Agir sur autrui et le faire agir
Cette appréhension du langage comme acte peut être étendue à tous les discours, même les discours constatifs.
En
effet aucun discours n'est une simple communication, mais tout discours nécessairement engage plus ou moins le
locuteur et influe plus ou moins sur l'interlocuteur.
• Commander à autrui
Que le langage soit moyen d'agir sur autrui et de le faire agir (réagir), cela est manifeste dans les ordres, dans les
commandements, et ceux qui ont réfléchi sur l'origine du langage ont souligné ce caractère fondamental : les
langages des animaux sont en effet essentiellement constitués de signaux ayant pour finalité de déterminer une
réaction immédiate du récepteur, par exemple la fuite ; par ailleurs, si l'apparition du langage humain est lié à celle
du travail, ce serait parce que le travail collectif exige une organisation et donc des ordres pour la répartition des
tâches et leur exécution, ne serait-ce que de simples cris permettant de scander et de coordonner une action et un
effort collectifs.
• Manipuler autrui
Cependant, l'utilisation du langage comme moyen d'action sur autrui peut être plus insidieuse.
L'ordre, le
commandement peut laisser la place à la persuasion, et, sous sa forme la plus haute, «l'ouvrière de la persuasion,
comme l'a souligné Platon dans sa critique des sophistes, c'est l'éloquence, c'est la rhétorique (Gorgias, 453 a).

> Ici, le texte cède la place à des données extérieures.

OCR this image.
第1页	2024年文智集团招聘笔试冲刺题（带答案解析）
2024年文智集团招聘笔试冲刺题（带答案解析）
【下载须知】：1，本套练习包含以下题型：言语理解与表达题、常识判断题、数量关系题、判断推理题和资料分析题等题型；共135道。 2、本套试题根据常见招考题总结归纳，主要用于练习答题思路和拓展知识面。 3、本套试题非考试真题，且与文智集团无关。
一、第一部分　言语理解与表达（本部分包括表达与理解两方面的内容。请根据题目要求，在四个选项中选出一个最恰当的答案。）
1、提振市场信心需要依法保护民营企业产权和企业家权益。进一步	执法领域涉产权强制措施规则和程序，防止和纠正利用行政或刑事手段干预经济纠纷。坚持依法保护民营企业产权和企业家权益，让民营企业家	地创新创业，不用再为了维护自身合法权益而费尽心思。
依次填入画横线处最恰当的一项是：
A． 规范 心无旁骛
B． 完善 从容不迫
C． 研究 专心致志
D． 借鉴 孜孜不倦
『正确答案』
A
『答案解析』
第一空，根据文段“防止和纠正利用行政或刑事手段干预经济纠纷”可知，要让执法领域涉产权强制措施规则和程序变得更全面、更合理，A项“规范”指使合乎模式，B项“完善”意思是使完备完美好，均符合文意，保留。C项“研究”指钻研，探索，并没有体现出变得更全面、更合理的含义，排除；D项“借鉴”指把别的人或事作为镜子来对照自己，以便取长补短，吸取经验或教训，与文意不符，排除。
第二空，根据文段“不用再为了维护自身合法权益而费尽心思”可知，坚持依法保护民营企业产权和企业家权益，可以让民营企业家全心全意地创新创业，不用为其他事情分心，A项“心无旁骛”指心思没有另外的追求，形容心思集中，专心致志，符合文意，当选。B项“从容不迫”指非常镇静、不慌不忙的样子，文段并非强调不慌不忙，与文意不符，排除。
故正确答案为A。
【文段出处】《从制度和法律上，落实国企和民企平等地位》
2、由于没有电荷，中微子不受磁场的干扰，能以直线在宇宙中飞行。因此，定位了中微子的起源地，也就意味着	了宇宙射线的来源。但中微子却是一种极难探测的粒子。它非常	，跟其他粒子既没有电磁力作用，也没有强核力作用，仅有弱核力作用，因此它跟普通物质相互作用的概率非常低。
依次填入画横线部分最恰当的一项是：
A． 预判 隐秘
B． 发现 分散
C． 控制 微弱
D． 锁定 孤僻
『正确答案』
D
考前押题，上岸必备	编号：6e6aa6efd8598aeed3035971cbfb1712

Le langage est la condition de la pensée
• Ce qui caractérise le langage humain, c'est sa dimension symbolique : «Le pas décisif vers l'humanité, observe R.
Ruyer, est franchi lorsque le signal-stimulus [de l'animal] devient signe-symbole, c'est-à-dire lorsqu'il est compris
non plus comme annonçant ou indiquant un objet ou une situation voisine ou prochaine, mais comme pouvant être
utile en lui-même, pour concevoir l'objet même en l'absence de cet objet» (L'animal, l'homme, la fonction
symbolique, p.
94).
Parce que son langage est symbolique, l'homme ne se limite pas, comme l'animal, à signaler de
manière stéréotypée quelque chose à ses congénères, mais il peut leur parler et se parler de n'importe quelle chose.
Par le langage l'homme peut représenter à autrui et se représenter n'importe quel objet ou situation dans le monde.
En d'autre termes, grâce à cet appareil symbolique que constitue le langage, l'homme peut rompre avec l'adaptation.